"Such as the border around country which is just a line on a
  map. It cannot be interacted with in any real way. Therefore, a
  border around a country cannot be acted upon to move except by
  analytical agreement of those aware of the border. For those not
  aware of the border, it does not exist (unreal) in any form.
  Things that aren't real can't move."

  Seedy, of course it can be interacted with. It's a line on a
  map. You can erase it. You can burn the paper. You can erase the
  computer file.

  If it's a concept in the brain, you can forget it through
  physical means, or at least reduce its importance to smaller and
  smaller amounts.

  It's all quite physical.

  The line on the piece of paper exists.

  The shared mapping of that line on a piece of paper in the minds
  of a lot of people is real in the sense of the brain wave
  patterns that can be measured.

  The correspondence of one to the other through shared agreement
  is what makes it real in the mental maps.
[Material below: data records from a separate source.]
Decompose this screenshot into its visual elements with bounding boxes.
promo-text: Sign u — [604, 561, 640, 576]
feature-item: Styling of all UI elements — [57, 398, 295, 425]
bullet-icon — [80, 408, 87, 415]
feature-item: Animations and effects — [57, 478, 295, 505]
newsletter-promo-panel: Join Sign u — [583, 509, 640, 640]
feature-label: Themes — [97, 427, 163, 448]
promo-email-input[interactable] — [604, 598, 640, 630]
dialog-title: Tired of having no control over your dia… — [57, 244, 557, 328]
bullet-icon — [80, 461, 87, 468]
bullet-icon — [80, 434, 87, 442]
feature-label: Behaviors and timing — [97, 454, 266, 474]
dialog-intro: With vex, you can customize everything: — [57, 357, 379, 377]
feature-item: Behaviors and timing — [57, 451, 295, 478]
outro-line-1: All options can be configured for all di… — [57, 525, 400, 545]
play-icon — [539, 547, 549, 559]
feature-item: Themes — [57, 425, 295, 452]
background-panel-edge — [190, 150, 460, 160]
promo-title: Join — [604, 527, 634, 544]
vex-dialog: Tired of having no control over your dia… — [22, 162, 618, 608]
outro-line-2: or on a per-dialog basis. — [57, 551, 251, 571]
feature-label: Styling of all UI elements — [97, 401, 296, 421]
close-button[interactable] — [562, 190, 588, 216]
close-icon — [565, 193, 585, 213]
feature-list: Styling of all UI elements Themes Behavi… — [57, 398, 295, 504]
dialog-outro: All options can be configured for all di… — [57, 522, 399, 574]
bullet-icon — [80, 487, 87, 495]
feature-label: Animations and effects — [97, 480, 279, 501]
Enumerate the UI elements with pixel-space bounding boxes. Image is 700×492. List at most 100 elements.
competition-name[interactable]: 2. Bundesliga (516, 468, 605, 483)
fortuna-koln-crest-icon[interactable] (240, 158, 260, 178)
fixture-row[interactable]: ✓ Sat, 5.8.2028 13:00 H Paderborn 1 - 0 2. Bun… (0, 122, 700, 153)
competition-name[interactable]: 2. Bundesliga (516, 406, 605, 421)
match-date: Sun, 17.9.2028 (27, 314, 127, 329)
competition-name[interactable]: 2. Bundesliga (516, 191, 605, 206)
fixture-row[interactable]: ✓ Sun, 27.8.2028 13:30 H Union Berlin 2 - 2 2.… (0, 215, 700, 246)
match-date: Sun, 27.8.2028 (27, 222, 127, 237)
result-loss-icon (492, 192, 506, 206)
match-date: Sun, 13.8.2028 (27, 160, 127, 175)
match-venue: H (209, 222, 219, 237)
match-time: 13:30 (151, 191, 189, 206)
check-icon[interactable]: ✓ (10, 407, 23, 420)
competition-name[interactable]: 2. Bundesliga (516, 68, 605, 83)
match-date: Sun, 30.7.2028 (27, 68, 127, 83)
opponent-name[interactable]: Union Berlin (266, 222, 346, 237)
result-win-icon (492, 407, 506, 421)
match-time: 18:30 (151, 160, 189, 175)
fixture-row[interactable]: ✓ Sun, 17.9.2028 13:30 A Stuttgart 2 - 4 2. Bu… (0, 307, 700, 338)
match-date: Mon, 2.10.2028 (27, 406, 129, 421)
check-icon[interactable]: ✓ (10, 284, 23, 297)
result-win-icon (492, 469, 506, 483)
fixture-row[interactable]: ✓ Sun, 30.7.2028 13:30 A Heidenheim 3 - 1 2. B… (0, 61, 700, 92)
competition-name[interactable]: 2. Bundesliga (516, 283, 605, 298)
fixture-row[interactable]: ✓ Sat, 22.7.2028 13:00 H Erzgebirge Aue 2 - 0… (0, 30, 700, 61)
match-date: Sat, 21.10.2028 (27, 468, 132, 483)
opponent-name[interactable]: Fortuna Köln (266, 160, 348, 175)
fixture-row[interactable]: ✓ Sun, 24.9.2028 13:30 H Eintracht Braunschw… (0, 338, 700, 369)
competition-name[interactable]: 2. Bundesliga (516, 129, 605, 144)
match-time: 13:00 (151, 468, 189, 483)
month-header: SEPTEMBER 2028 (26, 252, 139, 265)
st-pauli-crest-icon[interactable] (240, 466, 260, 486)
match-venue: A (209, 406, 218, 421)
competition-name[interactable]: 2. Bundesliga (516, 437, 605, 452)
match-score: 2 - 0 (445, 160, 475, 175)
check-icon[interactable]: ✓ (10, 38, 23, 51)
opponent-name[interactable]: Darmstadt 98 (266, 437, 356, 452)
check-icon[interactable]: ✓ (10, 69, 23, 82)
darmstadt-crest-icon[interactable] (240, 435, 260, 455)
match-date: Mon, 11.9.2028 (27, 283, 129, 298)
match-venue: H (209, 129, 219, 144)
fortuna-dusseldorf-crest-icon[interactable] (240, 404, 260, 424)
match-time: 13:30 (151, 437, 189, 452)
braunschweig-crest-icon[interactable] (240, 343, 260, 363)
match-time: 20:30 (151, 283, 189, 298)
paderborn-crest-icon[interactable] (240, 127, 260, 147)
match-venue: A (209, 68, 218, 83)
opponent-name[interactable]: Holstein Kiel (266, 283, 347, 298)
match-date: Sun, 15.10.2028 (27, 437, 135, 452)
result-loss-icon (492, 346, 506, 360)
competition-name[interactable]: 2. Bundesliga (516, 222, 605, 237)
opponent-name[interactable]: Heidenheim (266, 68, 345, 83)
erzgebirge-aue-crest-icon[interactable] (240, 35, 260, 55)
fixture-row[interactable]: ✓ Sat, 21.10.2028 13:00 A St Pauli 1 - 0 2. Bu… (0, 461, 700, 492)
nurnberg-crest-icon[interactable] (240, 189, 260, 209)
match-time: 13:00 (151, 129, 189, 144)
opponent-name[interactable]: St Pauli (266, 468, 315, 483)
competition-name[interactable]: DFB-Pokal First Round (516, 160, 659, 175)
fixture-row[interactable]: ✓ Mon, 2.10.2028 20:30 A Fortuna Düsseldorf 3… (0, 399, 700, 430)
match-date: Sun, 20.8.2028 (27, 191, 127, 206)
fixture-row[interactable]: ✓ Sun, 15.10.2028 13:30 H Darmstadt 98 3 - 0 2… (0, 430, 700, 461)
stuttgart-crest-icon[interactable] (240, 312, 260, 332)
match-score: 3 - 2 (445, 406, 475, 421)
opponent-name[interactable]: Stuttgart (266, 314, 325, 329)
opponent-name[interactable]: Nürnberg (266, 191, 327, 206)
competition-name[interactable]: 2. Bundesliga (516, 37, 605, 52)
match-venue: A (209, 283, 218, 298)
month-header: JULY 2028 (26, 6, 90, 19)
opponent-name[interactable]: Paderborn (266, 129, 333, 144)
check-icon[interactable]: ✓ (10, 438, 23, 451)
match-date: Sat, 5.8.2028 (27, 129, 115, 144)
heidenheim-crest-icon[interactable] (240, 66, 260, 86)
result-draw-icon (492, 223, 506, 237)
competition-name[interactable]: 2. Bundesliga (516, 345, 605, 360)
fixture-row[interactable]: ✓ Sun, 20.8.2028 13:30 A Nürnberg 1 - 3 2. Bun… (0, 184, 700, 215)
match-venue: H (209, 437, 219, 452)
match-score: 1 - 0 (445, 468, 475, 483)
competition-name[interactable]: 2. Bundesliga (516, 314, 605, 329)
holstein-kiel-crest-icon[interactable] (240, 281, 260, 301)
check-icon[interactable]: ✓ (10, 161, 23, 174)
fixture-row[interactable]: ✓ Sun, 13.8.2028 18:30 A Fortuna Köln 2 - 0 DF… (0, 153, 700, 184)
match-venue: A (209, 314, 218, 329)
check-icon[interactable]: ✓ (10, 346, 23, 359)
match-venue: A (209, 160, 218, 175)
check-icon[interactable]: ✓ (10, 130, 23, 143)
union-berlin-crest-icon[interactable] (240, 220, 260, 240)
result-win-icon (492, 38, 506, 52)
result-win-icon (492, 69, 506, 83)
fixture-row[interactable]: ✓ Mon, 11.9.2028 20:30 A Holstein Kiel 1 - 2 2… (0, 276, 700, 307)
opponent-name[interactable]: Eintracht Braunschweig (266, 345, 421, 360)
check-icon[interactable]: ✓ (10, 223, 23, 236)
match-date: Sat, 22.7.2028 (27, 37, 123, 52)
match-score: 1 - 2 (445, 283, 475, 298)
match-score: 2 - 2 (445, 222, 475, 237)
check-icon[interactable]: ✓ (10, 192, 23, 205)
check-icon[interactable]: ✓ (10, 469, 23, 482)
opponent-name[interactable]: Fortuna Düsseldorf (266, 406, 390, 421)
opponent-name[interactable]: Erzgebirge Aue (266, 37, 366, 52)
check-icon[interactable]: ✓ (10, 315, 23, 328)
Granted, the ancient
  brain maps we keep using are basically "wrong-ish" -
  localization isn't as easy as the visual systems are, where
  there *is* an actual matrix where a shrunken down view of
  'what's around us' is projected in a sense in the back of the
  head.

  But there's still correspondence.

  We can't see the wires, but they're there. But the physical
  transactions of belief require the participation of the humans.